Policiais entram em greve por tempo indeterminado

Policiais entram em greve por tempo indeterminado


· JULIANA BRITO E BETH TORRES

Os policiais civis da Paraíba param as atividades por tempo indeterminado a partir de hoje. O presidente do Sindicato dos Servidores da Polícia Civil do Estado da Paraíba (SSPC-PB), Antônio Erivaldo de Sousa, garantiu que os 1.480 funcionários das cerca de 300 delegacias da PC existentes no Estado vão suspender as atividades. Segundo ele, apenas 30% dos serviços essenciais serão mantidos. Na noite de ontem, por cerca de quatro horas, entidades representativas da categoria se reuniram com o secretário de Segurança e Defesa Social, Eitel Santiago, mas não houve acordo.Os policiais reivindicam, entre outras coisas, um reajuste de 76%, mas o secretário ofereceu uma correção de 7%, segundo contou Antônio Erivaldo. Ele disse ainda que Eitel Santiago ficou de encaminhar a solicitação da categoria para a equipe econômica do governo estadual e no próximo dia 5 apresentar uma contraproposta. “Na terça-feira à tarde realizaremos uma assembléia geral para decidir se a nova proposta será aceita”, contou. A categoria elaborou a Instrução Normativa 001/2007, disciplinando as diretrizes para o movimento grevista. O documento estabelece a metodologia de trabalho dos agentes de investigação, escrivães, peritos, agentes de telecomunicação e motoristas policiais, durante a paralisação.
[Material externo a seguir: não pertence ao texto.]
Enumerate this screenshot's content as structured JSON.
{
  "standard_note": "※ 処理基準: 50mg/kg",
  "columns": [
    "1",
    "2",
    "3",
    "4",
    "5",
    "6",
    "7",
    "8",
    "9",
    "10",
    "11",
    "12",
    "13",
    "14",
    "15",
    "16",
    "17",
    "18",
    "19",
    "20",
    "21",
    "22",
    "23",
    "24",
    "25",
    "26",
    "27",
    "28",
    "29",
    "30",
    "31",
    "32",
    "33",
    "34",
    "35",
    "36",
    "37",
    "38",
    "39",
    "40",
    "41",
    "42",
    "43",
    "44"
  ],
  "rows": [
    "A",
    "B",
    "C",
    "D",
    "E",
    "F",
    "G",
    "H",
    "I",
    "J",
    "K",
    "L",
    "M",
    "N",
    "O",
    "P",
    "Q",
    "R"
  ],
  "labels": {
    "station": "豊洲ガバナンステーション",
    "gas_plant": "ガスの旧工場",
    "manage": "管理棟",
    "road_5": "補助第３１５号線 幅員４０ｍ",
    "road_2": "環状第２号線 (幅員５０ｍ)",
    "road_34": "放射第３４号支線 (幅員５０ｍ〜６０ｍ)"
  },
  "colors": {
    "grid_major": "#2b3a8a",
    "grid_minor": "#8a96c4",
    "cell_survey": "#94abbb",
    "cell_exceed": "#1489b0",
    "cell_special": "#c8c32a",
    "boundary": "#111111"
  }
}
Os profissionais irão se revezar em regime de escala.O secretário de Segurança e Defesa Social do Estado, Eitel Santiago, informou que já conversou com agentes da Polícia Civil de vários municípios paraibanos. Segundo ele, não haverá greve, pois a maioria dos membros da categoria não está mobilizada para este fim. Segundo o secretário, “o governo já melhorou muito em relação à Polícia Civil e o agente da Paraíba está na sexta posição na relação dos melhores salários do Brasil”. O secretário disse ainda que, como não haverá greve, os faltosos terão o ponto cortado. “Quem parar terá o ponto cortado, porque greve é quando a maioria quer. Se a maioria não quiser, não está havendo greve”, afirmou Eitel.